Selon le communiqué de l’agence sanitaire africaine, plusieurs centaines de cas suspects ont déjà été recensés dans les zones de santé de Mongwalu et Rwampara, où de nombreux décès ont également été signalés. D’autres cas suspects font actuellement l’objet d’investigations dans la ville de Bunia.
Les premières analyses menées par l’Institut national de recherche biomédicale laissent penser qu’il pourrait s’agir d’une souche différente du variant Zaïre, responsable de plusieurs précédentes épidémies enregistrées en RDC. Des examens complémentaires sont en cours afin d’identifier avec précision le type de virus en circulation.

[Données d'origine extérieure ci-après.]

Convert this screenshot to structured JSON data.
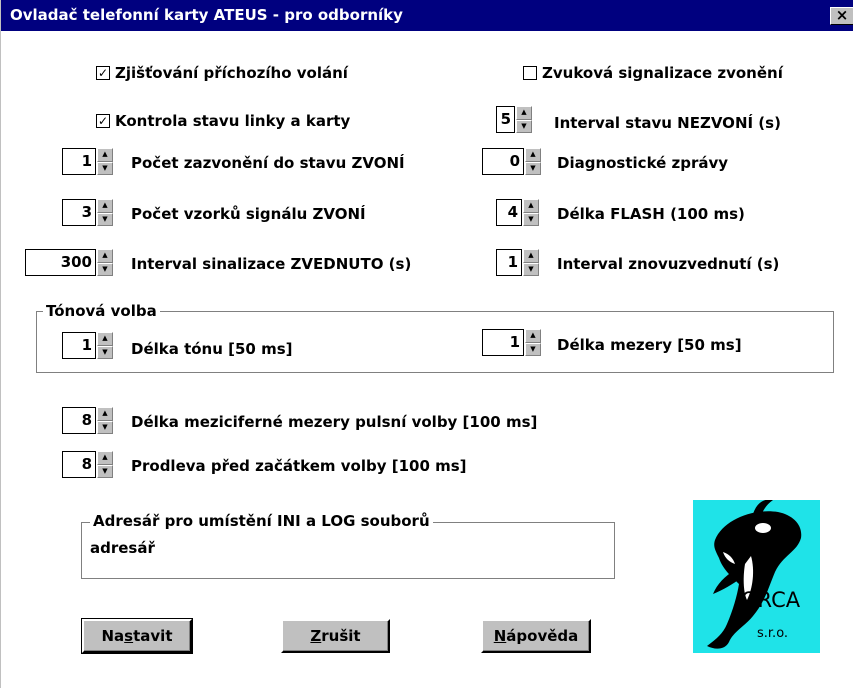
{
  "window": {
    "title": "Ovladač telefonní karty ATEUS - pro odborníky",
    "close_label": "×"
  },
  "checkboxes": {
    "incoming_call": {
      "label": "Zjišťování příchozího volání",
      "checked": true,
      "mark": "✓"
    },
    "sound_signal": {
      "label": "Zvuková signalizace zvonění",
      "checked": false,
      "mark": ""
    },
    "line_check": {
      "label": "Kontrola stavu linky a karty",
      "checked": true,
      "mark": "✓"
    }
  },
  "spinners": {
    "rings_count": {
      "value": "1",
      "label": "Počet zazvonění do stavu ZVONÍ"
    },
    "ring_samples": {
      "value": "3",
      "label": "Počet vzorků signálu ZVONÍ"
    },
    "pickup_interval": {
      "value": "300",
      "label": "Interval sinalizace ZVEDNUTO (s)"
    },
    "noring_interval": {
      "value": "5",
      "label": "Interval  stavu NEZVONÍ (s)"
    },
    "diag_messages": {
      "value": "0",
      "label": "Diagnostické zprávy"
    },
    "flash_length": {
      "value": "4",
      "label": "Délka FLASH (100 ms)"
    },
    "repickup_interval": {
      "value": "1",
      "label": "Interval znovuzvednutí (s)"
    },
    "tone_length": {
      "value": "1",
      "label": "Délka tónu [50 ms]"
    },
    "gap_length": {
      "value": "1",
      "label": "Délka mezery [50 ms]"
    },
    "interdigit_gap": {
      "value": "8",
      "label": "Délka meziciferné mezery pulsní volby [100 ms]"
    },
    "predial_delay": {
      "value": "8",
      "label": "Prodleva před začátkem volby [100 ms]"
    }
  },
  "tone_group": {
    "legend": "Tónová volba"
  },
  "directory_group": {
    "legend": "Adresář pro umístění INI a LOG souborů",
    "value": "adresář"
  },
  "buttons": {
    "set": {
      "pre": "Na",
      "key": "s",
      "post": "tavit"
    },
    "cancel": {
      "pre": "",
      "key": "Z",
      "post": "rušit"
    },
    "help": {
      "pre": "",
      "key": "N",
      "post": "ápověda"
    }
  },
  "logo": {
    "line1": "ORCA",
    "line2": "s.r.o.",
    "colors": {
      "background": "#1fe3e8",
      "orca": "#000000"
    }
  },
  "colors": {
    "titlebar": "#00007f",
    "button_face": "#c0c0c0"
  }
}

Face aux risques élevés de propagation, Africaine CDC veut renforcer la coordination régionale avec les autorités sanitaires de la RDC, de l’Ouganda et du Soudan du Sud, ainsi qu’avec plusieurs partenaires internationaux, notamment l’Organisation mondiale de la santé et l’UNICEF.
L’organisation sanitaire africaine se dit également préoccupée par la forte mobilité des populations dans les zones minières concernées, l’insécurité persistante dans l’est de la RDC ainsi que la proximité des frontières régionales, des facteurs susceptibles de favoriser une propagation transfrontalière de l’épidémie.
Le directeur général d’Africa CDC, Jean Kaseya, a plaidé pour une riposte rapide et coordonnée afin de renforcer la surveillance épidémiologique, les capacités de diagnostic, le suivi des contacts ainsi que les mesures de prévention sur le terrain.
Les autorités sanitaires appellent enfin les populations à respecter strictement les mesures de prévention, à signaler rapidement tout cas suspect et à collaborer avec les équipes médicales déployées dans les zones affectées.